À son retour, il a présenté
son Homme transporté qui, selon la presse,
surpassait votre original.
Pour les secrets d'Angier,
allez le déterrer
et demandez-lui directement.
C'est votre secret que je veux, M. Borden.
Et votre fille ?
Un code.
Une énigme.
Une quête...
de réponses.
Même si le Colorado est le but de mon périple,
il me faudra bien plus de temps pour démêler
le reste des secrets de Borden.
Pour décoder son carnet, il suffit d'un mot-clé,
mais il faudra des mois,
pour déchiffrer ses notes et...
lire dans ses pensées.
Ma passion est à la hauteur de la tâche.
M. Angier ? Bienvenue à Colorado Springs.
Toute la ville a l'électricité ?
Quelle réception !
1er client de la saison oblige !
Le télégramme ne précisait pas le nombre de nuitées.
Autant qu'il faudra.
Il me faut un coche demain, pour passer le col.
Il est fermé.
Pour expérience scientifique.
Je sais.
D'où ma venue.
Vous allez devoir finir à pied.
Incroyable,
que vous autres journalistes sachiez pas lire mes écriteaux !
Quel accueil cordial !
Je vous connais.
Le Grand Danton.
Je vous ai vu à Londres, 7 fois.
Vous avez deviné
tout ce que le public avait en poche.
Alley.
Pardonnez la grille anti-gêneurs.
- Je viens voir Tesla. - Pourquoi ?
Il a déjà fait une machine pour un collègue à moi.
Vous me le présentez ?
Impossible, hélas.
Je paierai cher.
Navré, M. Angier.
Je ne peux vraiment rien pour vous.
Je suis à l'hôtel, pour une durée indéterminée.
J'ai quoi en main ?
Votre montre !
Le journal de Borden, à la date du 3 avril 1897,
décrit un spectacle à l'Orpheum.
On venait de se rencontrer.
Nous étions deux jeunes gens prometteurs.
Deux jeunes gens voués à l'illusion.
Deux jeunes gens incapables de nuire.
Qui aura la bonté
de ficeler cette beauté ?
Aux poignets.
Aux pieds.
Aux chevilles.
Seriez-vous matelots ?
Vous saurez bien serrer un nud.
Il est hautain,
répétitif et rasoir.
Milton a du succès, pour dire un grand mot, alors il a peur
de prendre le moindre risque.
Il va lasser le public
avec ses trucs nuls.
Ses vieux succès.
Faut innover.
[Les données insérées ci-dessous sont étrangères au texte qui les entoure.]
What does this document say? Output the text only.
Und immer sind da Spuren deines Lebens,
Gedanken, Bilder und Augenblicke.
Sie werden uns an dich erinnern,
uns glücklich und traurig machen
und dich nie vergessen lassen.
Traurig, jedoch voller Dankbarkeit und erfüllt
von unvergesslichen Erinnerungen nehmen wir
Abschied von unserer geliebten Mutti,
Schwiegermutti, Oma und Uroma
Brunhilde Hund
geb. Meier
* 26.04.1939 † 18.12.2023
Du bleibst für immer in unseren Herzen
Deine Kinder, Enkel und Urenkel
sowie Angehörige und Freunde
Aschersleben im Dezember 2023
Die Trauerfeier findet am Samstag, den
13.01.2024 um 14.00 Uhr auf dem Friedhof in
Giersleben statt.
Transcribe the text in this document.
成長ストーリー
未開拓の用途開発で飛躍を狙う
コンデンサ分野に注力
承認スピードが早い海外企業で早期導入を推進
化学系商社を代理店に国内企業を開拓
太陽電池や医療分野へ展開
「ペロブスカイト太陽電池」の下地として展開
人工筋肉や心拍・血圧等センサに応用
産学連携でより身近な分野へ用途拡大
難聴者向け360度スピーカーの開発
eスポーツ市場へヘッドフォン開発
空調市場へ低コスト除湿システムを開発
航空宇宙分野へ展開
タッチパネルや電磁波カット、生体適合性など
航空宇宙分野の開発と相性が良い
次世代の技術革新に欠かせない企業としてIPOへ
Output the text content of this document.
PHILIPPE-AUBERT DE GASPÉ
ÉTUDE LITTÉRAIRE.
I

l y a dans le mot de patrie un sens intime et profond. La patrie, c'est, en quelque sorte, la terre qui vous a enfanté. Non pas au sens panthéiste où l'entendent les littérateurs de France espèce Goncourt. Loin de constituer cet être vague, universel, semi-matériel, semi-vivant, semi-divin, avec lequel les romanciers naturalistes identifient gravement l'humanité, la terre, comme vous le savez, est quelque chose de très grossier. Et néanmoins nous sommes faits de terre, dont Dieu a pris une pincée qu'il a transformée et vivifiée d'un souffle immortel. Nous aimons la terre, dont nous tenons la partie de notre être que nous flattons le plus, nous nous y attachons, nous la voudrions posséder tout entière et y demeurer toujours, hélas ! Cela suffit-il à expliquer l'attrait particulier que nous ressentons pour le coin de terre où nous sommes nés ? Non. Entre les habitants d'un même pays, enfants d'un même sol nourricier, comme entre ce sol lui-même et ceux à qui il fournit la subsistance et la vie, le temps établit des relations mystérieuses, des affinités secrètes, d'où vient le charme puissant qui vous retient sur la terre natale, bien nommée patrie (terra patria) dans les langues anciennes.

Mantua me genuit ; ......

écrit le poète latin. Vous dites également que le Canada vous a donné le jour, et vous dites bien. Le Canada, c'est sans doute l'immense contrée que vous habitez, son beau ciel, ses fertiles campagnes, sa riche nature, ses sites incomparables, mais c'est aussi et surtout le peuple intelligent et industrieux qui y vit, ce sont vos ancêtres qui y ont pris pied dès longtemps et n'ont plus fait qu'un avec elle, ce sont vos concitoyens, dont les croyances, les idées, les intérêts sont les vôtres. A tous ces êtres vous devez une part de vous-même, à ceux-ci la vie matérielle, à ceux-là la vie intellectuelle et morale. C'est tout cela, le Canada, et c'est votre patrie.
Il refuse d'essayer "l'Attrape-balle".
C'est du suicide
si un volontaire farceur met un bouton dans le canon.
Prenons un acolyte.
Pour chaque numéro ?
Où on met le vrai chaland ?
Oublions l'Attrape-balle.
Le tout est qu'un vrai magicien essaie de faire du neuf,
de quoi estomaquer ses confrères.
Pour le leur vendre une petite fortune ?
- Et vous avez un tel tour ? - De fait.
Me le vendrez-vous ?
Moi seul peux le faire.
- Tout tour est imitable. - Faux.
Si M. Borden tient son chef-d'uvre,
qui s'y frottera ?
Milton a du bagou, mais il se salit pas les mains.
Pour savoir ce qu'exige la vraie magie,
allez au Tenley, voir un Chinois qui a ce qu'il faut.
Chung Ling Soo.
Trop cher l'entrée.
Je connais le portier.
Allez voir ce spectacle
et celui de vous deux qui m'élucide le truc du bocal aura un prix.
Lequel ?
10 min sur scène avec mon vieil ami Ackerman.